I agree that there are reasons, but I do not believe in excuses. I have seen a
LOT of excuses from one specific programmer (who I will not mention, but it is
not CW) every time his program loses an event (for the last few years). It tends
to get old. Either a program is strong regardless of little nit issues such as
processor or bugs, or it is not. The programs that consistently win the
tournaments are the ones with the better implementations, few bugs and can run
well on a variety of platforms.

From my point of view, it is just like human chess playing. If a human is sick
or jet lagged, nobody says "you cannot really count those games for playing
strength". Of course you can. FIDE does it all of the time. It is part of the
OVERALL environment that people get sick or tired. It is part of the OVERALL
environment that programs have software bugs or hardware issues.
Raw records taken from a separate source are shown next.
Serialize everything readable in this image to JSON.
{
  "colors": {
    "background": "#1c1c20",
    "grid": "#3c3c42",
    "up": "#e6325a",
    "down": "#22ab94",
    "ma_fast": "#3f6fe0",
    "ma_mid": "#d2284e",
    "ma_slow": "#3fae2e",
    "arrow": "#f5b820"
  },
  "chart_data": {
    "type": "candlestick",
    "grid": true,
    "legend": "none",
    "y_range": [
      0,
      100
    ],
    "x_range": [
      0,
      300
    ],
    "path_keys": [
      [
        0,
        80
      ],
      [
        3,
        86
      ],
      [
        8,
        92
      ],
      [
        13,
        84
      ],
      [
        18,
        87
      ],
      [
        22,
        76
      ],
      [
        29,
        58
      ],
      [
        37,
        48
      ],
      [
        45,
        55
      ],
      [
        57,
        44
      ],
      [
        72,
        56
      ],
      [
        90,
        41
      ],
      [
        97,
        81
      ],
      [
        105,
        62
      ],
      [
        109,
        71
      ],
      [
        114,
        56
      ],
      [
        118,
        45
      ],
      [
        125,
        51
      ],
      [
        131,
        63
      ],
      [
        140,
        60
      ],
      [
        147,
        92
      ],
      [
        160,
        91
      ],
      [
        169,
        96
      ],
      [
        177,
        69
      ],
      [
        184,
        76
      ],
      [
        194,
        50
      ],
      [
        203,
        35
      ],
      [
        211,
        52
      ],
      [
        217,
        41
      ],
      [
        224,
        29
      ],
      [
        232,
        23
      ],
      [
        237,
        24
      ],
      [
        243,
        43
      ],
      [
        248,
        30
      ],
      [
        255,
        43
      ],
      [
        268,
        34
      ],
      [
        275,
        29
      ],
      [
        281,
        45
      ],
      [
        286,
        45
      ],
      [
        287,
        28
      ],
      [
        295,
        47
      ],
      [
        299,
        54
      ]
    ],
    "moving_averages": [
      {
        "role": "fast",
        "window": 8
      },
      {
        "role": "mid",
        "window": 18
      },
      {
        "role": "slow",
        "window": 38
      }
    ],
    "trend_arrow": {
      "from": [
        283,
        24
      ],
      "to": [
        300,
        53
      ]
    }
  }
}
The concept of placing programs in a lab (or a serious individually controlled
tournament) and finding out optimal results and then saying that any results not
acquired within such a sterile and controlled environment are not scientific or
not worthwhile or not indicative of true playing strength (or whatever) ignores
the realities of the real world (to me).

So, everytime you read a statement from a programmer about a bug preventing the
program from winning a game or tournament, your response should be "So what?".
It's all part of the game. No excuses. Just results. "Why" does not matter. The
why is extremely interesting (and yes, it is often fun to read about it), but
irrelevant. The what (i.e. the result) is the relevant piece.